Roasted Black Radishes with Spiced Sautéed Greens
This Indian-inspired dish is superflavorful. Be sure your spices are fresh for the most intense flavor. If your spices have been sitting around for more than one year, get rid of them. I like to buy spices at the Soulard Spice Shop because you can get as small or as large of a quantity as you wish.
Serves | 4 to 6 |
- 1 lb black radishes, cubed
- 2 Tbsp olive or mustard oil*
- 6 cloves garlic, chopped
- ½ small white onion, chopped
- 2 Tbsp turmeric
- 1 tsp kosher or sea salt
- 1 Tbsp sunflower or olive oil
- 1 tsp mustard seeds
- 1 tsp turmeric
- 1 tsp ground coriander
- ½ tsp cayenne
- 1 tsp salt
- black radish tops, chopped
- 6 leaves kale or mustard greens, chopped
- 2 tsp lime juice
- plain yogurt, for garnish
| Preparation – Roasted Radishes | Preheat oven to 375°F. Toss all ingredients in a large bowl until radishes are well-coated. Place radish mixture on a large sheet of foil and close into a package. Place foil package on a cooking sheet and cook for 30 minutes, turning occasionally.

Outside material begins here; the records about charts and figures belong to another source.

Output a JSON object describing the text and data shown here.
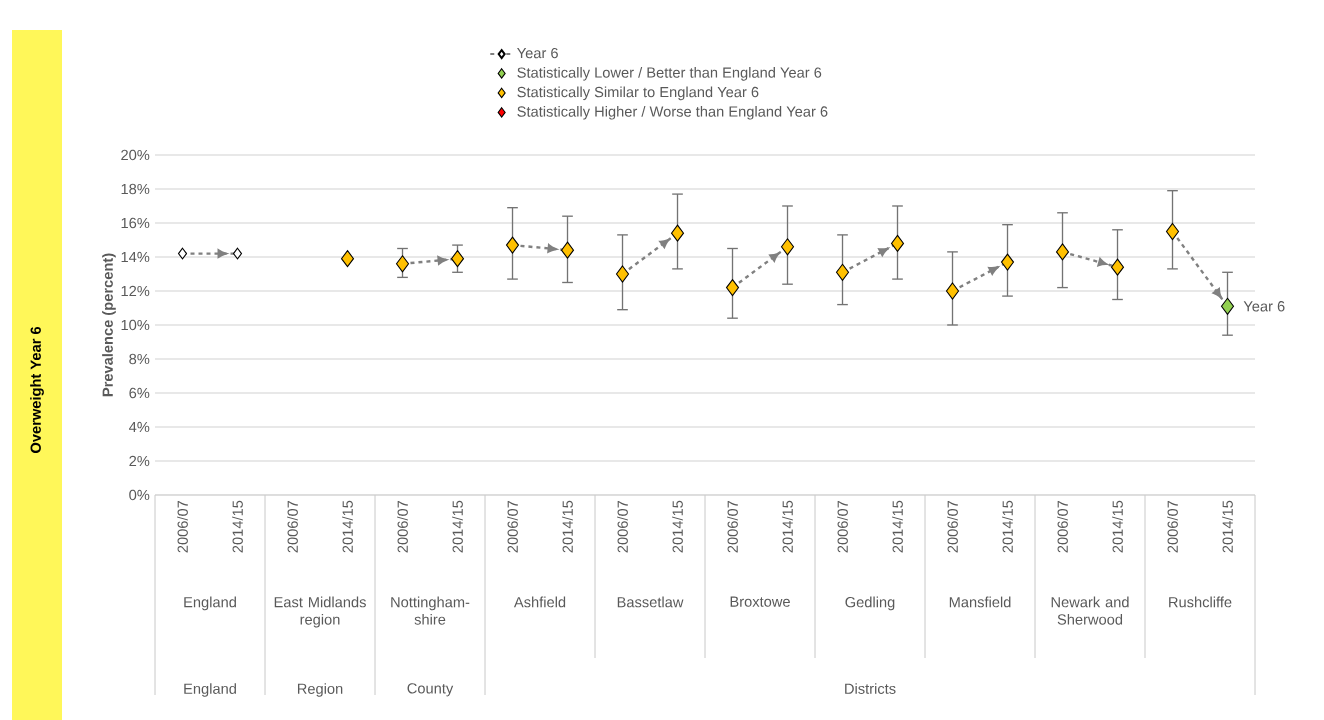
{
  "chart_data": {
    "type": "scatter",
    "ylabel": "Prevalence (percent)",
    "categories": [
      "2006/07",
      "2014/15",
      "2006/07",
      "2014/15",
      "2006/07",
      "2014/15",
      "2006/07",
      "2014/15",
      "2006/07",
      "2014/15",
      "2006/07",
      "2014/15",
      "2006/07",
      "2014/15",
      "2006/07",
      "2014/15",
      "2006/07",
      "2014/15",
      "2006/07",
      "2014/15"
    ],
    "annotations": [
      "Overweight Year 6",
      "England",
      "East Midlands region",
      "Nottingham-shire",
      "Ashfield",
      "Bassetlaw",
      "Broxtowe",
      "Gedling",
      "Mansfield",
      "Newark and Sherwood",
      "Rushcliffe",
      "England",
      "Region",
      "County",
      "Districts"
    ],
    "series": [
      {
        "name": "Year 6",
        "type": "line",
        "color": "#808080",
        "line_style": "dashed",
        "marker": "diamond",
        "values": [
          14.2,
          14.2,
          null,
          null,
          13.6,
          13.9,
          14.7,
          14.4,
          13.0,
          15.4,
          12.2,
          14.6,
          13.1,
          14.8,
          12.0,
          13.7,
          14.3,
          13.4,
          15.5,
          11.1
        ]
      },
      {
        "name": "Statistically Lower / Better than England Year 6",
        "type": "scatter",
        "color": "#92d050",
        "marker": "diamond",
        "values": [
          null,
          null,
          null,
          null,
          null,
          null,
          null,
          null,
          null,
          null,
          null,
          null,
          null,
          null,
          null,
          null,
          null,
          null,
          null,
          11.1
        ],
        "errors": [
          null,
          null,
          null,
          null,
          null,
          null,
          null,
          null,
          null,
          null,
          null,
          null,
          null,
          null,
          null,
          null,
          null,
          null,
          null,
          [
            9.4,
            13.1
          ]
        ]
      },
      {
        "name": "Statistically Similar to England Year 6",
        "type": "scatter",
        "color": "#ffc000",
        "marker": "diamond",
        "values": [
          null,
          null,
          null,
          13.9,
          13.6,
          13.9,
          14.7,
          14.4,
          13.0,
          15.4,
          12.2,
          14.6,
          13.1,
          14.8,
          12.0,
          13.7,
          14.3,
          13.4,
          15.5,
          null
        ],
        "errors": [
          null,
          null,
          null,
          null,
          [
            12.8,
            14.5
          ],
          [
            13.1,
            14.7
          ],
          [
            12.7,
            16.9
          ],
          [
            12.5,
            16.4
          ],
          [
            10.9,
            15.3
          ],
          [
            13.3,
            17.7
          ],
          [
            10.4,
            14.5
          ],
          [
            12.4,
            17.0
          ],
          [
            11.2,
            15.3
          ],
          [
            12.7,
            17.0
          ],
          [
            10.0,
            14.3
          ],
          [
            11.7,
            15.9
          ],
          [
            12.2,
            16.6
          ],
          [
            11.5,
            15.6
          ],
          [
            13.3,
            17.9
          ],
          null
        ]
      },
      {
        "name": "Statistically Higher / Worse than England Year 6",
        "type": "scatter",
        "color": "#ff0000",
        "marker": "diamond",
        "values": [
          null,
          null,
          null,
          null,
          null,
          null,
          null,
          null,
          null,
          null,
          null,
          null,
          null,
          null,
          null,
          null,
          null,
          null,
          null,
          null
        ]
      }
    ],
    "ylim": [
      0,
      20
    ],
    "yticks": [
      {
        "value": 0,
        "label": "0%"
      },
      {
        "value": 2,
        "label": "2%"
      },
      {
        "value": 4,
        "label": "4%"
      },
      {
        "value": 6,
        "label": "6%"
      },
      {
        "value": 8,
        "label": "8%"
      },
      {
        "value": 10,
        "label": "10%"
      },
      {
        "value": 12,
        "label": "12%"
      },
      {
        "value": 14,
        "label": "14%"
      },
      {
        "value": 16,
        "label": "16%"
      },
      {
        "value": 18,
        "label": "18%"
      },
      {
        "value": 20,
        "label": "20%"
      }
    ],
    "grid": "y",
    "legend": "top"
  }
}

Once radishes are soft, open the packet and return to the oven for another 10 minutes to caramelize.
| Preparation – Sautéed Greens | Add oil to a large pan or cast-iron skillet set over medium heat. Add all the spices and salt. Cook, constantly stirring, until mustard seeds begin to pop. Add all the greens and stir until wilted and nicely coated. Remove from heat and add the lime juice. Serve on top of roasted radishes. Garnish with yogurt.
* Mustard oil can be purchased at many international and Asian grocers. It has a spicy aroma and a nutty flavor that makes it great in salad dressings.
Note: Cooking the spices before you add the food is an old Indian cooking technique – it allows the spices to come to their full flavor potential. The spice mix in this recipe is a great base for many recipes. Add potatoes to the radishes in this recipe for a great side dish or breakfast item.